Profile
Daniel Muñoz Mejía has become one of the more aggressive defender picks in FPL. Listed as a Defender for Crystal Palace, he offers the kind of role that matters far more than the position label. Muñoz plays with license to attack, which is why his output looks closer to a wing-back with genuine end product than a standard full-back. At £5.9m, after opening the season at £5.5m, he now sits in that bracket where managers expect both clean-sheet potential and attacking threat.
The minutes are also important. Muñoz has logged 2094 minutes, which gives his returns real weight rather than coming from a small sample. His status is a, so there is no current flag attached, and that keeps him firmly in the playable pool for the run-in.
This-season output
Muñoz has delivered 126 total points, an excellent return for a defender at his price, and he is averaging 5.0 points per game. Even with a slightly quieter recent spell, shown by a 4.2 form over the last five matches, the overall season remains strong.

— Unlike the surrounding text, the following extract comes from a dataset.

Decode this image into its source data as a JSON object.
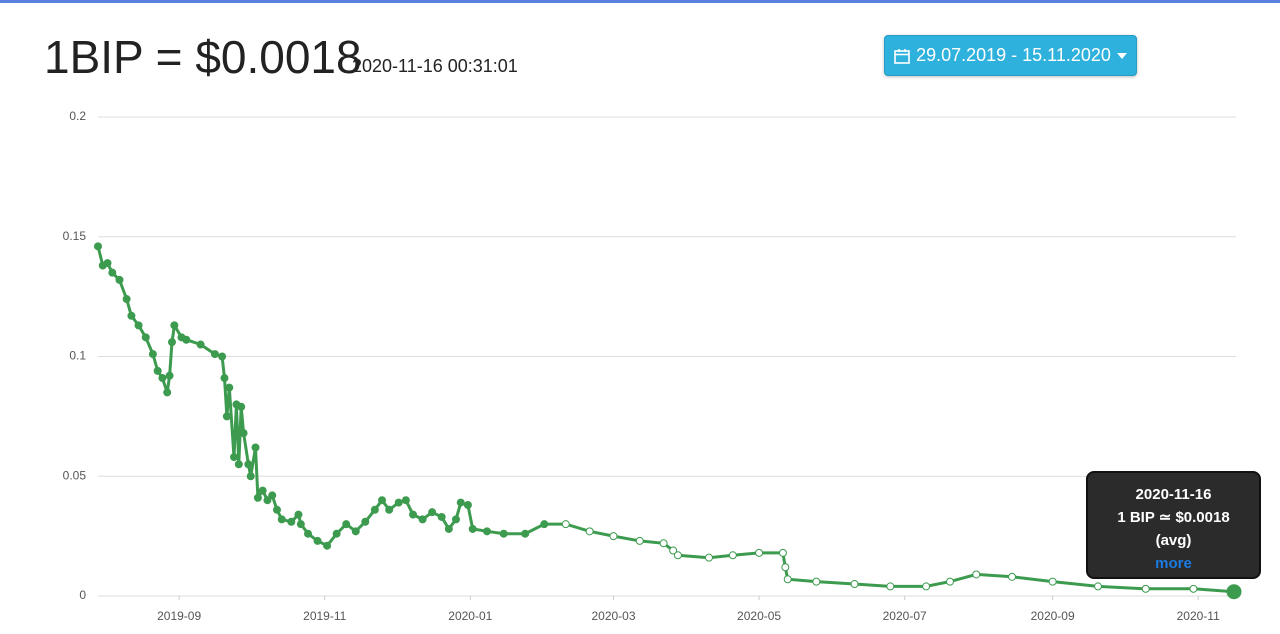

The underlying production is exactly what FPL managers want to see from a defender with upside. He has scored 4 goals and supplied 3 assists, while Crystal Palace have recorded 10 clean sheets with him in the squad. That blend of attacking and defensive routes is what separates him from lower-ceiling defenders in the same general price range.
His bonus profile is respectable too. Muñoz has picked up 8 bonus points, with a total BPS of 429. His ICT Index of 119.4 backs up the eye test that he is consistently involved. For a defender, those are healthy numbers and they support the idea that his points total is earned rather than fluky.
Ownership and price journey
Muñoz is no longer a niche pick. He is currently selected by 9.9% of managers, which puts him in that awkward zone where non-owners can be punished by steady returns, but owners still gain if he spikes with a goal or double-digit haul.
The market movement this gameweek shows clear momentum behind him. He has seen 129,217 transfers in against just 13,518 transfers out. That is a major net positive and suggests managers are still willing to buy despite the tougher headline fixtures ahead. The price rise of +£0.4m from £5.5m to £5.9m tells the same story. Early adopters have already banked value, while new buyers are paying close to peak cost.
Upcoming outlook
The immediate fixture list is not easy on paper:
- GW36: away vs MCI, xP 6.83
- GW37: away vs BRE, xP 3.50
- GW38: home vs ARS, xP 3.12
The standout detail is the projection for GW36 at 6.83 xP. That is unusually strong for a defender in an away match at Manchester City, and it suggests the model is giving serious credit to his all-round involvement rather than relying purely on clean-sheet odds. The following two weeks are more modest at 3.50 and 3.12, which frames him more as a good squad player than an automatic weekly starter for every manager.
Captaincy is a different conversation. Muñoz is not a serious captaincy option in standard FPL builds. Defenders need either dominant clean-sheet probability or explosive attacking odds to enter that bracket, and Crystal Palace do not quite offer enough of either in these fixtures. He is viable as a start, not as an armband play.
Verdict
Own if you want an attacking defender with proven output. Watch if you are fixture-driven. Fade only if your back line is already loaded.
The case for Muñoz is simple: 126 points, 4 goals, 3 assists, 10 clean sheets, and 2094 minutes at £5.9m is a strong season. The case against him is also simple: the remaining schedule is difficult, and his 4.2 recent form is solid rather than explosive. He looks like a good own for managers chasing steady defender returns with upside, but not a must-buy at any cost and not a captaincy candidate.